Он хотел было что-то сказать, но обнаружил, что не может.
Ему стало страшно. Ясно одно, либо отказало оборудование, либо
произошел сбой в программе. Сознание его все еще жило, но обширная,
сложная программа, симулировавшая поступавшие ощущения, зависла. Да,
зависла; в худшем случае все вокруг наверняка потемнело бы. Система
работала словно по замкнутому кольцу. Он чувствовал воздух в легких
ждавших выдоха, вес тела, перенесенный на одну ногу, в то время как другая
повисла в воздухе. Может быть, сбой вызван им самим. Ведь он сделал нечто
неожиданное: Выскочил и побежал в тот район, данных которого у MAPHISa
могло не быть. Хотя в сценарии с самого начала что-то пошло вкось: он же
посылал команды системе, а та не отзывалась.
Он попытался пошевелиться, но не смог даже моргнуть. Он застыл на
тротуаре, глядя прямо вперед; пара пешеходов недвижно замерла примерно в
квартале от него; посреди улицы застопорились машины с тающими дымками
позади.
Затем элементы декорации один за другим начали пропадать. Пропали
пешеходы, исчезли машины.
Неужели я буду следующим, в ужасе подумал Бейли. Ему вдруг очень
захотелось жить, пусть жизнь - просто симуляция...
Белая полоса посреди мостовой начала рассасываться, точно дорога
впитывала ее в себя. Внезапно исчезли щели между камнями, которыми вымощен
был тротуар. Все вокруг лишилось деталей: пропали отражения в стеклах
витрин, облака в небе, дорожные знаки, промежутки меж кирпичами в стене
здания напротив. Изображение до абстрактности упростилось: черная улица,
серый тротуар, грязно-рыжие фасады домов, окна в белых рамах.
Затем исчезли и окна. Бейли окружала абстрактно-примитивистская
картина: полдюжины больших кубов однообразно-ровного цвета.

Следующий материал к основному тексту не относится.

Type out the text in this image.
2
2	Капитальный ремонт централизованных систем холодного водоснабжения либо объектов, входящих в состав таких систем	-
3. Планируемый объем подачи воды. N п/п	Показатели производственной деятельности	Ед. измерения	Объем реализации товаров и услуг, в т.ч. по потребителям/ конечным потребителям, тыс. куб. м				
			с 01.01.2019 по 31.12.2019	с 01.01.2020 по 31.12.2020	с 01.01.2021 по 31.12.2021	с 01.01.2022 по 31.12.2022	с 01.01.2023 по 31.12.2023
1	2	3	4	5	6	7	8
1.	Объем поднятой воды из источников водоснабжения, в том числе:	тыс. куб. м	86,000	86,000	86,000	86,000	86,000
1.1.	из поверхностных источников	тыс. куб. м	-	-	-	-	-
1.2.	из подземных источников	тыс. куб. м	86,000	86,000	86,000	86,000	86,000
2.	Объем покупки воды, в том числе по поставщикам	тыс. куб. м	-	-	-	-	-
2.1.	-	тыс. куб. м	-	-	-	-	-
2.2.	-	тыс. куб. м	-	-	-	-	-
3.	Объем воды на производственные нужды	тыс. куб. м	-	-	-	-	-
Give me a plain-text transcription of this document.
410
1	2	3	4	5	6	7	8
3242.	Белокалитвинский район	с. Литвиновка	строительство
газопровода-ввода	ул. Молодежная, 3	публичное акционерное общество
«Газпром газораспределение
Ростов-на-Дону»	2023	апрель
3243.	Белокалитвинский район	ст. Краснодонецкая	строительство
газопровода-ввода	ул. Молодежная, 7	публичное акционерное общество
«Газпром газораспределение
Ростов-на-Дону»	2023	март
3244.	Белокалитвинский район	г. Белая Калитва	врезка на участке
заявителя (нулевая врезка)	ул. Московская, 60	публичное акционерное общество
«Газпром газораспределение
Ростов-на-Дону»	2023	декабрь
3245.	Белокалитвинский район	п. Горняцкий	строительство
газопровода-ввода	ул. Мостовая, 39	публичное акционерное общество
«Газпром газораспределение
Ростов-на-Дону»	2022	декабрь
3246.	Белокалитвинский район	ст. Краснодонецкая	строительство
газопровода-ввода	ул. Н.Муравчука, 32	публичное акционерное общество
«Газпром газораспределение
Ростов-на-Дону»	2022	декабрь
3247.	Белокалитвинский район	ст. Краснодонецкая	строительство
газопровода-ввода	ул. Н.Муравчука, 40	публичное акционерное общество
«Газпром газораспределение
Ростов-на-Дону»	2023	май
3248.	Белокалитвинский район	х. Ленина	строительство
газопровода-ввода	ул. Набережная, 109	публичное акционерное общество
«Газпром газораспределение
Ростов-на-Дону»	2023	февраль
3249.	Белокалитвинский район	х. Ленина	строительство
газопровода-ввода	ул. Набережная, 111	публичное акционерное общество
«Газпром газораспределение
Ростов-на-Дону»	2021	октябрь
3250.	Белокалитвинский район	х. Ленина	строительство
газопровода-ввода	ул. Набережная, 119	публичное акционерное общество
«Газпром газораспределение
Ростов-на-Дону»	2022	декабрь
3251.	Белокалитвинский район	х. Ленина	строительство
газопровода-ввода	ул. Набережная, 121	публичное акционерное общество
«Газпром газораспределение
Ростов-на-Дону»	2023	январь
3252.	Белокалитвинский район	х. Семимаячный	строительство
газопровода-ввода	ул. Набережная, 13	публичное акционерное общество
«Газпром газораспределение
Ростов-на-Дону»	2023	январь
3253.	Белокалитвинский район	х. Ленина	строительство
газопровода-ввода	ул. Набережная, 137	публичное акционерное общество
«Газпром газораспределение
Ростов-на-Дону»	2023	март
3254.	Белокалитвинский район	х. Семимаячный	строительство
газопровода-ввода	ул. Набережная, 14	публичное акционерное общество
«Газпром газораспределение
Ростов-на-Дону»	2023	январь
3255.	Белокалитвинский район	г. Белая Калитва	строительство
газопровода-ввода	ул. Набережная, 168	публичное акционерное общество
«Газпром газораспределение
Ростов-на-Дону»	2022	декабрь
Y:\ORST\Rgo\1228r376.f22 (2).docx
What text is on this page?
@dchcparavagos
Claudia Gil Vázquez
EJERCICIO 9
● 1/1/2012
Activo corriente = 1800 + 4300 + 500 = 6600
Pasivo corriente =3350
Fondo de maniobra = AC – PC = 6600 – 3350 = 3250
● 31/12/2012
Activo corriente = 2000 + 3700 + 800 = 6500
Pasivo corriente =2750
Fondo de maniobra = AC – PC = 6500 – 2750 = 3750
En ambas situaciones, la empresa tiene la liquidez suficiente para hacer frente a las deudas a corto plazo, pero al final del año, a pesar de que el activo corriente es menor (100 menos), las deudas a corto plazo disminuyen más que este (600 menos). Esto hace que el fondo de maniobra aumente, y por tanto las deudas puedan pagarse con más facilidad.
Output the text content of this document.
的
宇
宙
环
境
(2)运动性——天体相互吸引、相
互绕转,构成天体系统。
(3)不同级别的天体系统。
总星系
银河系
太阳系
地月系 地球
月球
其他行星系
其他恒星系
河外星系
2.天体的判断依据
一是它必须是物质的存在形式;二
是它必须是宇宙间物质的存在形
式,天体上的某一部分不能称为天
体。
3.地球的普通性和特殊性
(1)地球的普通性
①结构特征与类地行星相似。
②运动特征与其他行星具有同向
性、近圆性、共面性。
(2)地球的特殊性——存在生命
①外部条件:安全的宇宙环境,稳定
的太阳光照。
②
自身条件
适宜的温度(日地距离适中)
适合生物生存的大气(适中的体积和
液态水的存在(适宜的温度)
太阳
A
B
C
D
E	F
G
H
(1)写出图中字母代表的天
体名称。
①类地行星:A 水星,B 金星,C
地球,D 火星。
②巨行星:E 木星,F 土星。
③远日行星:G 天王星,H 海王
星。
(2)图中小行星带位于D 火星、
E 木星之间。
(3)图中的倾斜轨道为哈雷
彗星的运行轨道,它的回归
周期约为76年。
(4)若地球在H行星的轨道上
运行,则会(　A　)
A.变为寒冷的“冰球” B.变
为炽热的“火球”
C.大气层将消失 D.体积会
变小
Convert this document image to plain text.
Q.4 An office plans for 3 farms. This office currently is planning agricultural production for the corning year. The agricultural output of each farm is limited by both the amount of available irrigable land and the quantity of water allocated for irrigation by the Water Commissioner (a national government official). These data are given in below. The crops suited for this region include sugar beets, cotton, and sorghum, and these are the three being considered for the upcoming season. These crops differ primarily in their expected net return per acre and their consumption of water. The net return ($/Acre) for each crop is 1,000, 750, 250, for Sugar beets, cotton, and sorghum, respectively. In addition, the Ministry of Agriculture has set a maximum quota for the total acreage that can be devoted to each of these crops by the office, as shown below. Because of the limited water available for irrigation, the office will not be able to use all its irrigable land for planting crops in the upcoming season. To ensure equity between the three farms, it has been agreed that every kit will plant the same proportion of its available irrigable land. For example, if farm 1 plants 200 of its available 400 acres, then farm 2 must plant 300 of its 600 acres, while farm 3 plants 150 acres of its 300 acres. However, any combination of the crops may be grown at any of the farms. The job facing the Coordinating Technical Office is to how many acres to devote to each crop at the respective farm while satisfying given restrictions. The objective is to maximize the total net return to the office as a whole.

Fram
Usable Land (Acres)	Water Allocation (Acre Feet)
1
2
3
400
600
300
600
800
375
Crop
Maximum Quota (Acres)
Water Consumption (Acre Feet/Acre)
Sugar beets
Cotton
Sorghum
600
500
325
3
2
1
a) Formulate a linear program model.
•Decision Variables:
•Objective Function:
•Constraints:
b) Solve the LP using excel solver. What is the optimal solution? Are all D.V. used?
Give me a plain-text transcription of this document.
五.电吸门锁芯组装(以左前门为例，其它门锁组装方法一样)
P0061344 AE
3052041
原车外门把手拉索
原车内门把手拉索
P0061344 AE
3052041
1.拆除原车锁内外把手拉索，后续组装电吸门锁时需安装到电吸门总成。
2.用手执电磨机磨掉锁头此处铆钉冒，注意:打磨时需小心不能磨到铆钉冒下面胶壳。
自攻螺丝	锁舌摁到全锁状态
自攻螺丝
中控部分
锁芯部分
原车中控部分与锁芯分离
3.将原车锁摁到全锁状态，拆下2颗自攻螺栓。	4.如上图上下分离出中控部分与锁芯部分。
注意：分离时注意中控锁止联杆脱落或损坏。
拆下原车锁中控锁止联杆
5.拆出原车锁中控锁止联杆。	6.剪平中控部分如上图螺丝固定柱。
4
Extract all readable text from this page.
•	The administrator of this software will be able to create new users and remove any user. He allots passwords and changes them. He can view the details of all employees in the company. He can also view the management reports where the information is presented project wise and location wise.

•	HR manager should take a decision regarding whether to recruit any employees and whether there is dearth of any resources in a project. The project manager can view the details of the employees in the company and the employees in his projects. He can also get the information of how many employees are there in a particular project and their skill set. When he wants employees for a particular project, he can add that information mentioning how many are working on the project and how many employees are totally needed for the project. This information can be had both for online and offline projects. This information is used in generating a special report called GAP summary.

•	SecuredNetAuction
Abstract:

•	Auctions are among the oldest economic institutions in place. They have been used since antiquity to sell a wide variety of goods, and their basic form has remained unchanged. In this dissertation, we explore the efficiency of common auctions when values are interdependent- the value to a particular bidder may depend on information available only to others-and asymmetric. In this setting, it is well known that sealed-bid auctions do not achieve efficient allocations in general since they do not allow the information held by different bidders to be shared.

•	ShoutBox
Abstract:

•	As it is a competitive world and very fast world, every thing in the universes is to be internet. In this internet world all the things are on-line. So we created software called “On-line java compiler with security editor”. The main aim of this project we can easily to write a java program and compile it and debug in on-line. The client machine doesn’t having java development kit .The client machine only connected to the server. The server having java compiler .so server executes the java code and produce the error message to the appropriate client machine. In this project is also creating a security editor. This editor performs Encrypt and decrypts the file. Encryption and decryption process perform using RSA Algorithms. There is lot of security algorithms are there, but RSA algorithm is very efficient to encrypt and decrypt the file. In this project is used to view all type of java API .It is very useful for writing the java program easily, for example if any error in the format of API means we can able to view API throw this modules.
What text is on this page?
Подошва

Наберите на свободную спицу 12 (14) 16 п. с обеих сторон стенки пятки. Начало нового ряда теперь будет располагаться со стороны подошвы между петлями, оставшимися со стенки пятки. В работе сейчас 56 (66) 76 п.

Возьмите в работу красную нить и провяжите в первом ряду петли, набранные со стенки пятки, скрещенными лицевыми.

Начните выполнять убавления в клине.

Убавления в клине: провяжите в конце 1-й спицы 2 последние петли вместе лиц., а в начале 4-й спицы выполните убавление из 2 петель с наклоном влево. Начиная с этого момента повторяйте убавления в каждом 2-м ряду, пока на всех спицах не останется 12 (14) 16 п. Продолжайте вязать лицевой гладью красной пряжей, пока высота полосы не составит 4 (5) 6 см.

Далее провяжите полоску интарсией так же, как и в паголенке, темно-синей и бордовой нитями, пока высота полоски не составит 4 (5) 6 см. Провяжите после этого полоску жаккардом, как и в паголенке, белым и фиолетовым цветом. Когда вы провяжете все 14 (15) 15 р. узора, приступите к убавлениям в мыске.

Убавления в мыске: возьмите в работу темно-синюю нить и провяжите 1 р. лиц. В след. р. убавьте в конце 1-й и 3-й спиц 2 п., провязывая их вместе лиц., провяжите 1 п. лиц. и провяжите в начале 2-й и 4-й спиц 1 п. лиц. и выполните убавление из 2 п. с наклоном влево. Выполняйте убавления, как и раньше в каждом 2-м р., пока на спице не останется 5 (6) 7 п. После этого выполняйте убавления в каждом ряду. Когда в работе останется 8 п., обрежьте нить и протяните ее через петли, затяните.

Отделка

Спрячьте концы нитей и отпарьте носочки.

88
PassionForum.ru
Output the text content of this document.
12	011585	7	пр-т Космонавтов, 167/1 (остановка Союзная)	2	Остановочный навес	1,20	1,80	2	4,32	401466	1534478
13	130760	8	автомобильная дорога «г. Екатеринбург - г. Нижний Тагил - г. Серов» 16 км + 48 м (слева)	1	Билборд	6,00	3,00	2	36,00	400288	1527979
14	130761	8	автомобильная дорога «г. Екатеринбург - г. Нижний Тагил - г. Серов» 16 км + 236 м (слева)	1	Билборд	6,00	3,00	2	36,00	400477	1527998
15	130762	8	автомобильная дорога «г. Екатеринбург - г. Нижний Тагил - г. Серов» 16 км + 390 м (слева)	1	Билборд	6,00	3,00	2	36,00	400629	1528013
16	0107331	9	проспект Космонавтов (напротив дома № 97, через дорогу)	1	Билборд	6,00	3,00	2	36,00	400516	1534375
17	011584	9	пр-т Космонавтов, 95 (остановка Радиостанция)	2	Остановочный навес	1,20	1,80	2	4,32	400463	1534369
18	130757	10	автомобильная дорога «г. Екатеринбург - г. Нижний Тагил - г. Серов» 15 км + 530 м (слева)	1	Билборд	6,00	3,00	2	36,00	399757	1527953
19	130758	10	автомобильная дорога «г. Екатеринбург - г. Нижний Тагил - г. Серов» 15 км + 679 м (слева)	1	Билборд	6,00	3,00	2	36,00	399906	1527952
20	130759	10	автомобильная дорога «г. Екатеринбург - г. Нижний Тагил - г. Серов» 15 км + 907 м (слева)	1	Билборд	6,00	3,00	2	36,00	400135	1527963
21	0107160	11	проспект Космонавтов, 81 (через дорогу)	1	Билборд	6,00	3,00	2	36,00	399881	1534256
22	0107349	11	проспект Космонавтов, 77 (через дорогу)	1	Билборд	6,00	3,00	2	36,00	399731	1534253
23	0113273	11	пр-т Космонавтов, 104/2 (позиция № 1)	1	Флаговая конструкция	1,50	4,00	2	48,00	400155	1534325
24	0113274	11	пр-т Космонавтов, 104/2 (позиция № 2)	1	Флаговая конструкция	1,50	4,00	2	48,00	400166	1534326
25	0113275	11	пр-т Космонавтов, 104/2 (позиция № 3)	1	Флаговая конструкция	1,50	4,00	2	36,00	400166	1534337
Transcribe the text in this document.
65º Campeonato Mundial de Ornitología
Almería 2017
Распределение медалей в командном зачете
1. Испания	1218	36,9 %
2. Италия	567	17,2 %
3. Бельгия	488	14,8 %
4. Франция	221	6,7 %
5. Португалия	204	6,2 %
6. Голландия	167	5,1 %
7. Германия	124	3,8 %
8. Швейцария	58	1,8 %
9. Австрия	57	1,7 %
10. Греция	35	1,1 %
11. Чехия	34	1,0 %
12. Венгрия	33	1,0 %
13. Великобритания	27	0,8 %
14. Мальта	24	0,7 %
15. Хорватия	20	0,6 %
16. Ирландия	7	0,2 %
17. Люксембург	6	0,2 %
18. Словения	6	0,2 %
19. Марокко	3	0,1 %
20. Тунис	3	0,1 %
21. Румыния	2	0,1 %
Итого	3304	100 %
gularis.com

Пропал и тротуар, оставив под ногами лишь темно-серую бездну. Здания
пропадали одно за другим, оставляя за собой лишь гладкую серую равнину до
самого горизонта. Начала исчезать и дорога.
И, наконец, небо. Оно постепенно темнело, пока не сравнялось цветом с
лежавшей внизу равниной, и больше глазу не за что было зацепиться: все
вокруг было сплошь серым.
Да заберите же меня отсюда, ради бога, подумал Бейли. Вытащите,
заберите, куда-нибудь, назад, домой... назад - куда?
Страх его усилился - он понял, что не может вспомнить название
района, где жил... Это... это было в таком большом городе на западном
побережье, в штате... В каком штате?
Он поспешно начал зондировать свою память. Прежде, чем стать
инфоморфом, он был следователем. Да, это он отлично помнил. Работал он...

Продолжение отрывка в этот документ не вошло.